Posts for: March, 2014
Hyperhidrosis, the medical term for excessive sweating, usually occurs in the hands, feet, and armpits. Past treatments for the disorder were limited to local injections of Botox that temporarily fixed the problem.
The team at Hopkins’ Center for Sweat Disorders believes the cure for hyperhidrosis lies in cutting the sympathetico nerves in the arms of patients’. This treatment is immediately effective and has a short recovery time.
Hyperhidrosis can be both physically and emotionally disheartening. If you struggle with excessive foot sweating, come and see podiatrist Dr. Henry Slomowitz, DPM. Dr. Slomowitz can treat your hyperhidrosis and other foot and ankle needs.
Hyperhidrosis of the Feet
Hyperhidrosis is a rare disorder that can cause people to have excessive sweating of their feet. This can usually occur all on its own without rigorous activity involved. People who suffer from hyperhidrosis may also experience sweaty palms.

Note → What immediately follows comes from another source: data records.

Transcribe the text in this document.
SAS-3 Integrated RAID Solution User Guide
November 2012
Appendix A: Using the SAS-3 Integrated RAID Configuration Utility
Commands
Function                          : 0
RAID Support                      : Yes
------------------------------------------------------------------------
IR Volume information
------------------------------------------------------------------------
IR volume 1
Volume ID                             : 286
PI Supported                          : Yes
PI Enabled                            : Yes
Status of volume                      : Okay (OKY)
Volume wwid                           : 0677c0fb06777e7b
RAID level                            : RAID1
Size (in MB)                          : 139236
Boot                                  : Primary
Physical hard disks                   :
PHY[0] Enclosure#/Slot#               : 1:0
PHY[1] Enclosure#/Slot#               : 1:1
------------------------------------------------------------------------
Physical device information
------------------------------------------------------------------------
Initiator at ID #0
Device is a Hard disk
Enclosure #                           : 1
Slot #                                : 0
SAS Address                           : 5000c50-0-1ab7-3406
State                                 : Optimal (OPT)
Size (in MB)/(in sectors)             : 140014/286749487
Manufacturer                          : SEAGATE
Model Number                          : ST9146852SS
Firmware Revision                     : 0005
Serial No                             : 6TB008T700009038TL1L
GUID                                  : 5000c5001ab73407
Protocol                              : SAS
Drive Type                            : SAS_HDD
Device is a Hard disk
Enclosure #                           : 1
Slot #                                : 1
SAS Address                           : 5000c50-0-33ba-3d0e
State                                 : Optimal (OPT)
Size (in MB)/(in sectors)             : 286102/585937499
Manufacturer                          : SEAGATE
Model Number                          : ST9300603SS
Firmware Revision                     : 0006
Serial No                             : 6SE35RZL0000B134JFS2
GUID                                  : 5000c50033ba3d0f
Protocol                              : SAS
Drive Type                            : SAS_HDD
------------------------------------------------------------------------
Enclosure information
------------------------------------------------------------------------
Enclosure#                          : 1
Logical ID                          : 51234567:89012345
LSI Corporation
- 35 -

Although it is said that sweating is a healthy process meant to cool down the body temperature and to maintain a proper internal temperature, hyperhidrosis may prove to be a huge hindrance on a person’s everyday life.
Plantar hyperhidrosis is considered to be the main form of hyperhidrosis. Secondary hyperhidrosis can refer to sweating that occurs in areas other than the feet or hands and armpits. Often this may be a sign of it being related to another medical condition such as menopause, hyperthyroidism and even Parkinson’s disease.

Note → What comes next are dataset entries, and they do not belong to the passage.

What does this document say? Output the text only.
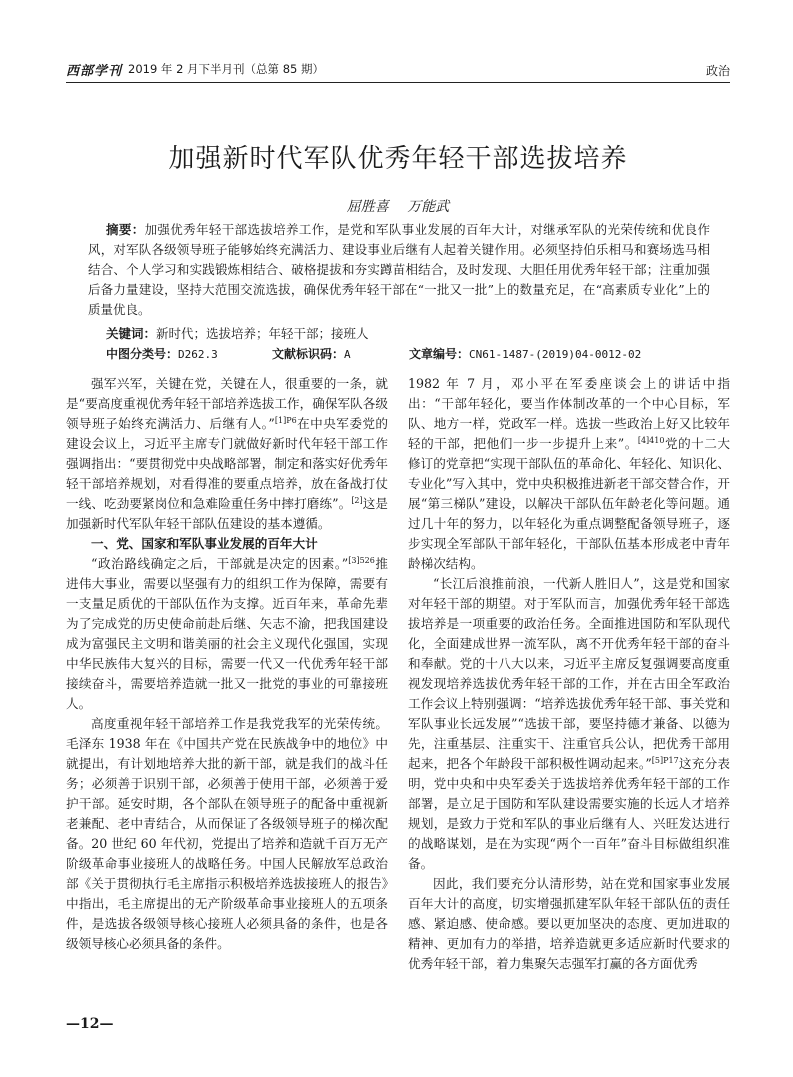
西部学刊 2019 年 2 月下半月刊（总第 85 期）	政治
加强新时代军队优秀年轻干部选拔培养
屈胜喜 万能武

摘要：加强优秀年轻干部选拔培养工作，是党和军队事业发展的百年大计，对继承军队的光荣传统和优良作风，对军队各级领导班子能够始终充满活力、建设事业后继有人起着关键作用。必须坚持伯乐相马和赛场选马相结合、个人学习和实践锻炼相结合、破格提拔和夯实蹲苗相结合，及时发现、大胆任用优秀年轻干部；注重加强后备力量建设，坚持大范围交流选拔，确保优秀年轻干部在“一批又一批”上的数量充足，在“高素质专业化”上的质量优良。

关键词：新时代；选拔培养；年轻干部；接班人
中图分类号：D262.3	文献标识码：A	文章编号：CN61-1487-(2019)04-0012-02

强军兴军，关键在党，关键在人，很重要的一条，就是“要高度重视优秀年轻干部培养选拔工作，确保军队各级领导班子始终充满活力、后继有人。”$^{[1]P6}$在中央军委党的建设会议上，习近平主席专门就做好新时代年轻干部工作强调指出：“要贯彻党中央战略部署，制定和落实好优秀年轻干部培养规划，对看得准的要重点培养，放在备战打仗一线、吃劲要紧岗位和急难险重任务中摔打磨练”。[2]这是加强新时代军队年轻干部队伍建设的基本遵循。

一、党、国家和军队事业发展的百年大计

“政治路线确定之后，干部就是决定的因素。”$^{[3]526}$推进伟大事业，需要以坚强有力的组织工作为保障，需要有一支量足质优的干部队伍作为支撑。近百年来，革命先辈为了完成党的历史使命前赴后继、矢志不渝，把我国建设成为富强民主文明和谐美丽的社会主义现代化强国，实现中华民族伟大复兴的目标，需要一代又一代优秀年轻干部接续奋斗，需要培养造就一批又一批党的事业的可靠接班人。

高度重视年轻干部培养工作是我党我军的光荣传统。毛泽东 1938 年在《中国共产党在民族战争中的地位》中就提出，有计划地培养大批的新干部，就是我们的战斗任务；必须善于识别干部，必须善于使用干部，必须善于爱护干部。延安时期，各个部队在领导班子的配备中重视新老兼配、老中青结合，从而保证了各级领导班子的梯次配备。20 世纪 60 年代初，党提出了培养和造就千百万无产阶级革命事业接班人的战略任务。中国人民解放军总政治部《关于贯彻执行毛主席指示积极培养选拔接班人的报告》中指出，毛主席提出的无产阶级革命事业接班人的五项条件，是选拔各级领导核心接班人必须具备的条件，也是各级领导核心必须具备的条件。

1982 年 7 月，邓小平在军委座谈会上的讲话中指出：“干部年轻化，要当作体制改革的一个中心目标，军队、地方一样，党政军一样。选拔一些政治上好又比较年轻的干部，把他们一步一步提升上来”。$^{[4]410}$党的十二大修订的党章把“实现干部队伍的革命化、年轻化、知识化、专业化”写入其中，党中央积极推进新老干部交替合作，开展“第三梯队”建设，以解决干部队伍年龄老化等问题。通过几十年的努力，以年轻化为重点调整配备领导班子，逐步实现全军部队干部年轻化，干部队伍基本形成老中青年龄梯次结构。

“长江后浪推前浪，一代新人胜旧人”，这是党和国家对年轻干部的期望。对于军队而言，加强优秀年轻干部选拔培养是一项重要的政治任务。全面推进国防和军队现代化，全面建成世界一流军队，离不开优秀年轻干部的奋斗和奉献。党的十八大以来，习近平主席反复强调要高度重视发现培养选拔优秀年轻干部的工作，并在古田全军政治工作会议上特别强调：“培养选拔优秀年轻干部、事关党和军队事业长远发展”“选拔干部，要坚持德才兼备、以德为先，注重基层、注重实干、注重官兵公认，把优秀干部用起来，把各个年龄段干部积极性调动起来。”$^{[5]P17}$这充分表明，党中央和中央军委关于选拔培养优秀年轻干部的工作部署，是立足于国防和军队建设需要实施的长远人才培养规划，是致力于党和军队的事业后继有人、兴旺发达进行的战略谋划，是在为实现“两个一百年”奋斗目标做组织准备。

因此，我们要充分认清形势，站在党和国家事业发展百年大计的高度，切实增强抓建军队年轻干部队伍的责任感、紧迫感、使命感。要以更加坚决的态度、更加进取的精神、更加有力的举措，培养造就更多适应新时代要求的优秀年轻干部，着力集聚矢志强军打赢的各方面优秀

—12—
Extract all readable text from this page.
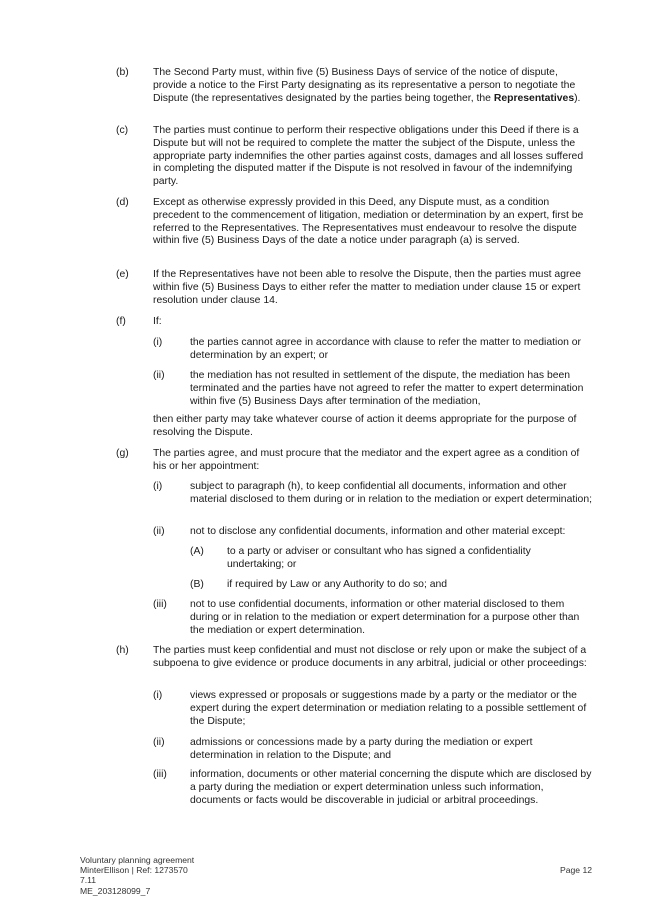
(b) The Second Party must, within five (5) Business Days of service of the notice of dispute, provide a notice to the First Party designating as its representative a person to negotiate the Dispute (the representatives designated by the parties being together, the Representatives).

(c) The parties must continue to perform their respective obligations under this Deed if there is a Dispute but will not be required to complete the matter the subject of the Dispute, unless the appropriate party indemnifies the other parties against costs, damages and all losses suffered in completing the disputed matter if the Dispute is not resolved in favour of the indemnifying party.

(d) Except as otherwise expressly provided in this Deed, any Dispute must, as a condition precedent to the commencement of litigation, mediation or determination by an expert, first be referred to the Representatives. The Representatives must endeavour to resolve the dispute within five (5) Business Days of the date a notice under paragraph (a) is served.

(e) If the Representatives have not been able to resolve the Dispute, then the parties must agree within five (5) Business Days to either refer the matter to mediation under clause 15 or expert resolution under clause 14.

(f)	If:

(i)	the parties cannot agree in accordance with clause to refer the matter to mediation or determination by an expert; or

(ii) the mediation has not resulted in settlement of the dispute, the mediation has been terminated and the parties have not agreed to refer the matter to expert determination within five (5) Business Days after termination of the mediation,

then either party may take whatever course of action it deems appropriate for the purpose of resolving the Dispute.

(g) The parties agree, and must procure that the mediator and the expert agree as a condition of his or her appointment:

(i)	subject to paragraph (h), to keep confidential all documents, information and other material disclosed to them during or in relation to the mediation or expert determination;

(ii) not to disclose any confidential documents, information and other material except:

(A) to a party or adviser or consultant who has signed a confidentiality undertaking; or

(B) if required by Law or any Authority to do so; and

(iii) not to use confidential documents, information or other material disclosed to them during or in relation to the mediation or expert determination for a purpose other than the mediation or expert determination.

(h) The parties must keep confidential and must not disclose or rely upon or make the subject of a subpoena to give evidence or produce documents in any arbitral, judicial or other proceedings:

(i)	views expressed or proposals or suggestions made by a party or the mediator or the expert during the expert determination or mediation relating to a possible settlement of the Dispute;

(ii) admissions or concessions made by a party during the mediation or expert determination in relation to the Dispute; and

(iii) information, documents or other material concerning the dispute which are disclosed by a party during the mediation or expert determination unless such information, documents or facts would be discoverable in judicial or arbitral proceedings.

Voluntary planning agreement
MinterEllison | Ref: 1273570
7.11
ME_203128099_7
Page 12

In order to alleviate this condition, it is important to see your doctor so that they may prescribe the necessary medications so that you can begin to live a normal life again. If this is left untreated, it is said that it will persist throughout an individual’s life.
Botox is a common option only because these injections minimize the sweat glands. A final last resort approach would be surgery but it is best to speak with your doctor to find out what may be the best treatment for you.
If you have any questions, please feel free to contact one of our offices in Paramus and Paterson, NJ. We offer the newest diagnostic and treatment technologies for all your foot and ankle needs.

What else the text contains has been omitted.